Also this week: 2021 ESA and ASN award recipients, distributed experiments vs. psychology, tell me again what exactly cross-validation does, cats > seals, and more.
The 2021 Guggenheim Fellowship winners have been announced. The only two biologists are both from EEB, as are two of the three winners from geography. Congratulations to Priyanga Amarasekare, Adriana Darielle Mejía Briscoe, Lenore Fahrig, and Eric Sanderson!
The 2021 ESA award recipients have been announced too. Congratulations to all the winners! As the Chair of the Mercer Award Subcommittee, I wanted to give a special shout-out to the 2021 Mercer Award, given to Bethany Bradley and colleagues for Bradley et al. 2019 PNAS. This outstanding paper makes a bit of history–it’s the first meta-analysis to win the Mercer Award. (Bolnick et al. 2003 is the other review paper to win the Mercer Award, but it’s not a meta-analysis).
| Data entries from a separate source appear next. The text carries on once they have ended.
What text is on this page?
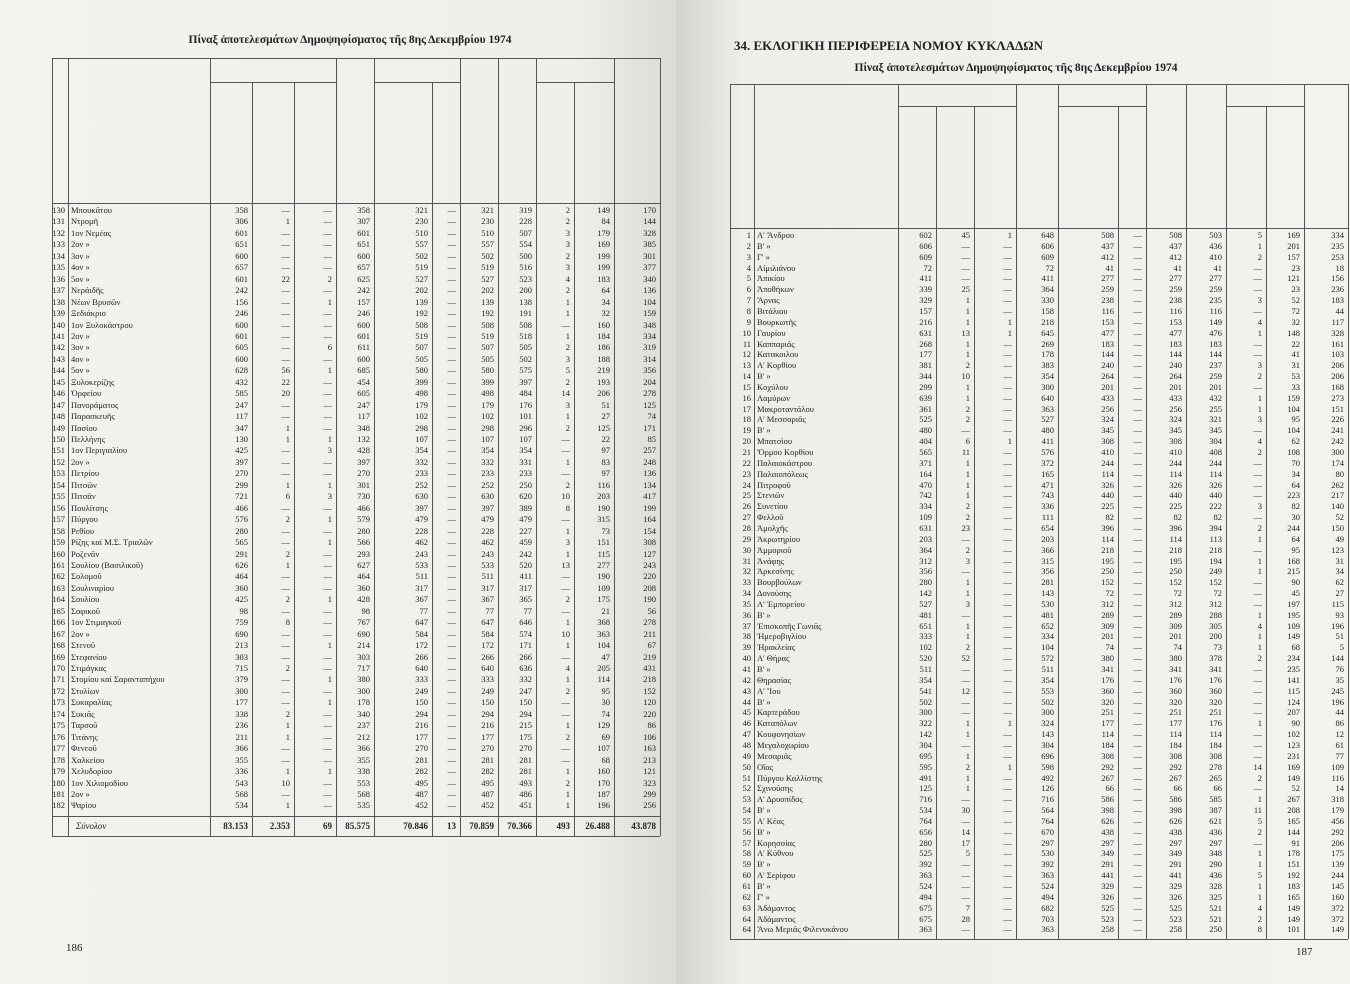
Πίναξ ἀποτελεσμάτων Δημοψηφίσματος τῆς 8ης Δεκεμβρίου 1974
186
130 Μπουκᾶτου	358	—	—	358	321	—	321	319	2	149	170
131 Ντρομῆ	306	1	—	307	230	—	230	228	2	84	144
132 1ον Νεμέας	601	—	—	601	510	—	510	507	3	179	328
133 2ον »	651	—	—	651	557	—	557	554	3	169	385
134 3ον »	600	—	—	600	502	—	502	500	2	199	301
135 4ον »	657	—	—	657	519	—	519	516	3	199	377
136 5ον »	601	22	2	625	527	—	527	523	4	183	340
137 Νεράιδῆς	242	—	—	242	202	—	202	200	2	64	136
138 Νέων Βρυσῶν	156	—	1	157	139	—	139	138	1	34	104
139 Ξεδιάκριο	246	—	—	246	192	—	192	191	1	32	159
140 1ον Ξυλοκάστρου	600	—	—	600	508	—	508	508	—	160	348
141 2ον »	601	—	—	601	519	—	519	518	1	184	334
142 3ον »	605	—	6	611	507	—	507	505	2	186	319
143 4ον »	600	—	—	600	505	—	505	502	3	188	314
144 5ον »	628	56	1	685	580	—	580	575	5	219	356
145 Ξυλοκερίζης	432	22	—	454	399	—	399	397	2	193	204
146 Ὀρφείου	585	20	—	605	498	—	498	484	14	206	278
147 Πανοράματος	247	—	—	247	179	—	179	176	3	51	125
148 Παρασκευῆς	117	—	—	117	102	—	102	101	1	27	74
149 Πασίου	347	1	—	348	298	—	298	296	2	125	171
150 Πελλήνης	130	1	1	132	107	—	107	107	—	22	85
151 1ον Περιγιαλίου	425	—	3	428	354	—	354	354	—	97	257
152 2ον »	397	—	—	397	332	—	332	331	1	83	248
153 Πετρίου	270	—	—	270	233	—	233	233	—	97	136
154 Πιτσῶν	299	1	1	301	252	—	252	250	2	116	134
155 Πιτσᾶν	721	6	3	730	630	—	630	620	10	203	417
156 Πουλίτσης	466	—	—	466	397	—	397	389	8	190	199
157 Πύργου	576	2	1	579	479	—	479	479	—	315	164
158 Ρεθίου	280	—	—	280	228	—	228	227	1	73	154
159 Ρίζης καί Μ.Σ. Τριαλῶν	565	—	1	566	462	—	462	459	3	151	308
160 Ροζενᾶν	291	2	—	293	243	—	243	242	1	115	127
161 Σουλίου (Βασιλικοῦ)	626	1	—	627	533	—	533	520	13	277	243
162 Σολομοῦ	464	—	—	464	511	—	511	411	—	190	220
163 Σουλιναρίου	360	—	—	360	317	—	317	317	—	109	208
164 Σουλίου	425	2	1	428	367	—	367	365	2	175	190
165 Σοφικοῦ	98	—	—	98	77	—	77	77	—	21	56
166 1ον Στιμαγκοῦ	759	8	—	767	647	—	647	646	1	368	278
167 2ον »	690	—	—	690	584	—	584	574	10	363	211
168 Στενοῦ	213	—	1	214	172	—	172	171	1	104	67
169 Στεφανίου	303	—	—	303	266	—	266	266	—	47	219
170 Στιμάγκας	715	2	—	717	640	—	640	636	4	205	431
171 Στομίου καί Σαρανταπήχου	379	—	1	380	333	—	333	332	1	114	218
172 Στυλίων	300	—	—	300	249	—	249	247	2	95	152
173 Συκαραλίας	177	—	1	178	150	—	150	150	—	30	120
174 Συκιᾶς	338	2	—	340	294	—	294	294	—	74	220
175 Ταρσοῦ	236	1	—	237	216	—	216	215	1	129	86
176 Τιτάνης	211	1	—	212	177	—	177	175	2	69	106
177 Φενεοῦ	366	—	—	366	270	—	270	270	—	107	163
178 Χαλκείου	355	—	—	355	281	—	281	281	—	68	213
179 Χελυδορίου	336	1	1	338	282	—	282	281	1	160	121
180 1ον Χιλιομοδίου	543	10	—	553	495	—	495	493	2	170	323
181 2ον »	568	—	—	568	487	—	487	486	1	187	299
182 Ψαρίου	534	1	—	535	452	—	452	451	1	196	256
Σύνολον	83.153	2.353	69	85.575	70.846	13	70.859	70.366	493	26.488	43.878
34. ΕΚΛΟΓΙΚΗ ΠΕΡΙΦΕΡΕΙΑ ΝΟΜΟΥ ΚΥΚΛΑΔΩΝ
Πίναξ ἀποτελεσμάτων Δημοψηφίσματος τῆς 8ης Δεκεμβρίου 1974
187
1 Α' Ἄνδρου	602	45	1	648	508	—	508	503	5	169	334
2 Β' »	606	—	—	606	437	—	437	436	1	201	235
3 Γ' »	609	—	—	609	412	—	412	410	2	157	253
4 Αἰμιλιάνου	72	—	—	72	41	—	41	41	—	23	18
5 Ἀπικίου	411	—	—	411	277	—	277	277	—	121	156
6 Ἀποθήκων	339	25	—	364	259	—	259	259	—	23	236
7 Ἄρνας	329	1	—	330	238	—	238	235	3	52	183
8 Βιτάλιου	157	1	—	158	116	—	116	116	—	72	44
9 Βουρκωτῆς	216	1	1	218	153	—	153	149	4	32	117
10 Γαυρίου	631	13	1	645	477	—	477	476	1	148	328
11 Καππαριᾶς	268	1	—	269	183	—	183	183	—	22	161
12 Κατακοιλου	177	1	—	178	144	—	144	144	—	41	103
13 Α' Κορθίου	381	2	—	383	240	—	240	237	3	31	206
14 Β' »	344	10	—	354	264	—	264	259	2	53	206
15 Κοχύλου	299	1	—	300	201	—	201	201	—	33	168
16 Λαμύρων	639	1	—	640	433	—	433	432	1	159	273
17 Μακροταντάλου	361	2	—	363	256	—	256	255	1	104	151
18 Α' Μεσσαριᾶς	525	2	—	527	324	—	324	321	3	95	226
19 Β' »	480	—	—	480	345	—	345	345	—	104	241
20 Μπατσίου	404	6	1	411	308	—	308	304	4	62	242
21 Ὄρμου Κορθίου	565	11	—	576	410	—	410	408	2	108	300
22 Παλαιοκάστρου	371	1	—	372	244	—	244	244	—	70	174
23 Παλαιοπόλεως	164	1	—	165	114	—	114	114	—	34	80
24 Πιτροφοῦ	470	1	—	471	326	—	326	326	—	64	262
25 Στενιῶν	742	1	—	743	440	—	440	440	—	223	217
26 Συνετίου	334	2	—	336	225	—	225	222	3	82	140
27 Φελλοῦ	109	2	—	111	82	—	82	82	—	30	52
28 Ἀμολχῆς	631	23	—	654	396	—	396	394	2	244	150
29 Ἀκρωτηρίου	203	—	—	203	114	—	114	113	1	64	49
30 Ἀμμοριοῦ	364	2	—	366	218	—	218	218	—	95	123
31 Ἀνάφης	312	3	—	315	195	—	195	194	1	168	31
32 Ἀρκεσίνης	356	—	—	356	250	—	250	249	1	215	34
33 Βουρβούλων	280	1	—	281	152	—	152	152	—	90	62
34 Δονούσης	142	1	—	143	72	—	72	72	—	45	27
35 Α' Ἐμπορείου	527	3	—	530	312	—	312	312	—	197	115
36 Β' »	481	—	—	481	289	—	289	288	1	195	93
37 Ἐπισκοπῆς Γωνιᾶς	651	1	—	652	309	—	309	305	4	109	196
38 Ἡμεροβιγλίου	333	1	—	334	201	—	201	200	1	149	51
39 Ἡρακλείας	102	2	—	104	74	—	74	73	1	68	5
40 Α' Θήρας	520	52	—	572	380	—	380	378	2	234	144
41 Β' »	511	—	—	511	341	—	341	341	—	235	76
42 Θηρασίας	354	—	—	354	176	—	176	176	—	141	35
43 Α' Ἴου	541	12	—	553	360	—	360	360	—	115	245
44 Β' »	502	—	—	502	320	—	320	320	—	124	196
45 Καρτεράδου	300	—	—	300	251	—	251	251	—	207	44
46 Καταπόλων	322	1	1	324	177	—	177	176	1	90	86
47 Κουφονησίων	142	1	—	143	114	—	114	114	—	102	12
48 Μεγαλοχωρίου	304	—	—	304	184	—	184	184	—	123	61
49 Μεσαριᾶς	695	1	—	696	308	—	308	308	—	231	77
50 Οἴας	595	2	1	598	292	—	292	278	14	169	109
51 Πύργου Καλλίστης	491	1	—	492	267	—	267	265	2	149	116
52 Σχινούσης	125	1	—	126	66	—	66	66	—	52	14
53 Α' Δρυοπίδος	716	—	—	716	586	—	586	585	1	267	318
54 Β' »	534	30	—	564	398	—	398	387	11	208	179
55 Α' Κέας	764	—	—	764	626	—	626	621	5	165	456
56 Β' »	656	14	—	670	438	—	438	436	2	144	292
57 Κορησσίας	280	17	—	297	297	—	297	297	—	91	206
58 Α' Κύθνου	525	5	—	530	349	—	349	348	1	178	175
59 Β' »	392	—	—	392	291	—	291	290	1	151	139
60 Α' Σερίφου	363	—	—	363	441	—	441	436	5	192	244
61 Β' »	524	—	—	524	329	—	329	328	1	183	145
62 Γ' »	494	—	—	494	326	—	326	325	1	165	160
63 Ἀδάμαντος	675	7	—	682	525	—	525	521	4	149	372
64 Ἀδάμαντος	675	28	—	703	523	—	523	521	2	149	372
64 Ἄνω Μεριᾶς Φιλενυκάνου	363	—	—	363	258	—	258	250	8	101	149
And here are the 2021 ASN Jasper Loftus-Hills Young Investigator Award winners. Five of them this year! Congratulations to Tess Grainger, Benton Taylor, Ken Thompson, Rebecca Batstone, and James Stroud. I have a soft spot for this award, having previous served on the award committee. That was a great gig. It was a tremendous privilege, and I learned a ton about the exciting research that’s going on in ecology, evolution, genetics, and behavior.
Congratulations as well to the newly-elected ASN officers: President Maria Servedio, Vice-President Priyanga Amarasekare, and Secretary Joel McGlothlin.
The US National Academy of Sciences is adjudicating complaints that could lead to the ejection of members Geoffrey Marcy and Francisco Ayala for sexual harassment.
Why couldn’t Laurentian University have gone through the financial exigency process spelled out in its collective agreement, rather than declaring bankruptcy? Here’s one answer. Note that it’s still far from clear that the administration is proceeding in the best way.
Tell me again what exactly cross-validation is estimating? New preprint from Bates, Hastie, and Tibshirani. I haven’t read it yet, but it looks interesting, accessible, and useful for both instructors and researchers.
Related to the previous links: why did the replication crisis in psychology start around 2010? Gelman and Vazire offer some hypotheses.